A local future?

Nick Donnelly was just scaling up his WorkClub business when the coronavirus pandemic struck. In just days he had set up Give Locally to help the local venues WorkClub works with and others to survive the financial fall-out.

Remote working


Nick Donnelly and his team were just scaling up their WorkClub business when the COVID-19 pandemic struck. The premise of the business is to give people who work remotely the option of working from settings other than their homes, for instance, local pubs or restaurants.

Clearly, with venues closed due to the lockdown, COVID-19 has had a massive impact. So the business had a rethink. Rather than just go into furlough mode, they wanted to do something positive.

So they decided to help the businesses they worked with in the hospitality sector and devise a way of keeping income coming in during the lockdown. Givelocally was born.

A free-to-use online marketplace, it aims to connect local businesses with people who are working from home. The app connects people with their favourite local venues and enables them to buy a gift card or voucher now to use at a later stage.

The idea is that, by doing so, they are not only providing cash to the venues while they are closed, but they will also be able to enjoy those purchases when it is safe to do so and earn discounts. They are looking to incentivise this by offering an extra 25% for every £100 they spend at the till.

The origins of WorkClub

Nick DonnellyNick [pictured] and his wife only co-founded WorkClub recently, but the idea for the business dates back to when Nick was 10 and he used to shadow his dad who ran his own business which made use of underutilised space. Nick caught the entrepreneurial bug and in college in the US he launched his first app which was very successful. In 2017 he was running his own marketing agency, working with hotels and restaurants. He saw that they often had quiet periods. At the end of the year, he worked with a struggling coffee shop in Minnesota, where his wife is from, and helped to turn it into a work-friendly environment, significantly increasing footfall.

Soon after, Nick dropped the marketing agency and he and his wife focused full time on WorkClub. He bought an old app which he tweaked in 2018. The premise of the business is that the remote workforce is growing and that not all remote workers want to work from home, something that the lockdown experience is likely to cement.  “They want a quality space with free coffee. That makes working better and makes people more productive. They also want something very local which is there when you need it,” says Nick.

The benefits include cutting down on commuting and associated costs, spending more time with the family and avoiding the distractions of working from home. Using existing venues cuts down on leasing issues and boosts local businesses and the high street.

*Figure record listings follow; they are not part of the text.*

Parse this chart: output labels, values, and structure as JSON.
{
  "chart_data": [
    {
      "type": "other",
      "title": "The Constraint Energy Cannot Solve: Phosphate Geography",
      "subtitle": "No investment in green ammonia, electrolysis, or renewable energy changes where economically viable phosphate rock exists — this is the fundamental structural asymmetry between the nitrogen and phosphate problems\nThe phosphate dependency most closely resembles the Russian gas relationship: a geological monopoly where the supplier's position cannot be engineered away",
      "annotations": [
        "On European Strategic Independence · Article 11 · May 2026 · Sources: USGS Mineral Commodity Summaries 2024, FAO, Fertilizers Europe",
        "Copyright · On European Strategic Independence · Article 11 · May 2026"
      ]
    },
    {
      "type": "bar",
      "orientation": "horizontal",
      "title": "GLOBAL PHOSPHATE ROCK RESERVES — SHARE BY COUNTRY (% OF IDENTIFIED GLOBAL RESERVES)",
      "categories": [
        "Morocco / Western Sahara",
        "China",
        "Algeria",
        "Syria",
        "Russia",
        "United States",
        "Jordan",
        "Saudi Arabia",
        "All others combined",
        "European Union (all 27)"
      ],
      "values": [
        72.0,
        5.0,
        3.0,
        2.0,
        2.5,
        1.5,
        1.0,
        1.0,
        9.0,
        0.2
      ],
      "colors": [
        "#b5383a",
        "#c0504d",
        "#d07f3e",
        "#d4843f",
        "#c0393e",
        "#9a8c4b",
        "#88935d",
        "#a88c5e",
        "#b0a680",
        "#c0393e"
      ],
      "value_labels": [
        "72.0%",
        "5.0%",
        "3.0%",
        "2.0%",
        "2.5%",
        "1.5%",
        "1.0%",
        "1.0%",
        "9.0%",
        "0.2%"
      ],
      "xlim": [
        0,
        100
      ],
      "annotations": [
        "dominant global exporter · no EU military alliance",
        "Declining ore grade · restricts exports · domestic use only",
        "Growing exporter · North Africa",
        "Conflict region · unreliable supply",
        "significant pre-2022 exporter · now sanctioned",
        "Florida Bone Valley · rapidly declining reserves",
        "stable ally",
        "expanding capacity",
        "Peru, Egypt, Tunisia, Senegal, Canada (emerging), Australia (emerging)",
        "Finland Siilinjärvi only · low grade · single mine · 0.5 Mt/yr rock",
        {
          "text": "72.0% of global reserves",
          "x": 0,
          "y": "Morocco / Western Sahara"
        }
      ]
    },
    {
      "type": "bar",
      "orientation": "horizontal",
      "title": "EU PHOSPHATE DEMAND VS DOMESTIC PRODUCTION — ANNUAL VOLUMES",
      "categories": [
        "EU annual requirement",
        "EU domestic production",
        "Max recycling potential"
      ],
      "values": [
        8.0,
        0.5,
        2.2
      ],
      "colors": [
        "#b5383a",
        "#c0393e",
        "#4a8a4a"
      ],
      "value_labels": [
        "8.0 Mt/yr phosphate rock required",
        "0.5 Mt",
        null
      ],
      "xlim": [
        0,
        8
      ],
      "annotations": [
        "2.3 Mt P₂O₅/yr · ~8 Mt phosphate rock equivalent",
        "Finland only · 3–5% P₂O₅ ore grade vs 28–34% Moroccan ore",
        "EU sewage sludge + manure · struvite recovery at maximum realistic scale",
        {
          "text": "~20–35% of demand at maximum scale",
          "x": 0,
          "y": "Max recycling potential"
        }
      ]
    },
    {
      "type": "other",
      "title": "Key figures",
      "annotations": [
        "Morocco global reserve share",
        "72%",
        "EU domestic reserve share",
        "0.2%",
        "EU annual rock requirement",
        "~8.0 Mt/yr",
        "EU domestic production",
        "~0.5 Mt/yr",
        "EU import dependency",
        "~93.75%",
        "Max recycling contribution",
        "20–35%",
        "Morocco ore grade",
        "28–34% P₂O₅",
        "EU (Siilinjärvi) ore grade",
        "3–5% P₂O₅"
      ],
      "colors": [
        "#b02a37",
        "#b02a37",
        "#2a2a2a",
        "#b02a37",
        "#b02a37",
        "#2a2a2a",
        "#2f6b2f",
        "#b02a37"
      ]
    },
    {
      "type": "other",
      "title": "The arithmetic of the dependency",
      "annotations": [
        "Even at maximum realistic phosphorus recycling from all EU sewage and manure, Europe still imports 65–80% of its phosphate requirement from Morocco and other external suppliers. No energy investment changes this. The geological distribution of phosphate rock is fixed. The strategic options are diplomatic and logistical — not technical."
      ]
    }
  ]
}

The membership business took on a technology expert to rebuild the platform last year and the WorkClub app launched around four months ago after securing £120,000 of funding. It had negotiated Brexit uncertainty and the birth of Chris’ daughter at the end of the year. His wife was calling investors as she was in labour and was back to work just hours after giving birth. It had built a team and got lot of clients and scores of venues on board.  The demand was clear and then came the coronavirus lockdown. Ninety-five per cent of the venues are in lockdown so the business took the decision to refund memberships.

Investing in the community

Givelocally.co was built and launched in just nine days and is onboarding venues across the country. In the long term this will build a pipeline for WorkClub. Nick also says that he anticipates the return to normality will be gradual after the lockdown and that there will be a bigger appetite for remote working, but not necessarily for working from home. “It’s a win win,” says Nick. He has had to lay off the freelancers who worked for WorkClub, but has managed to retain his six-person team. The focus is on building the business infrastructure and relationships over the next months.

Nick anticipates that another long-term effect of the coronavirus pandemic is a greater sense of community. “I think community spirit will be enhanced by the pandemic,” he says. “Local hubs will become crucial. High streets were already struggling before this. Lots of businesses will close. We want to encourage people to invest in their local community.”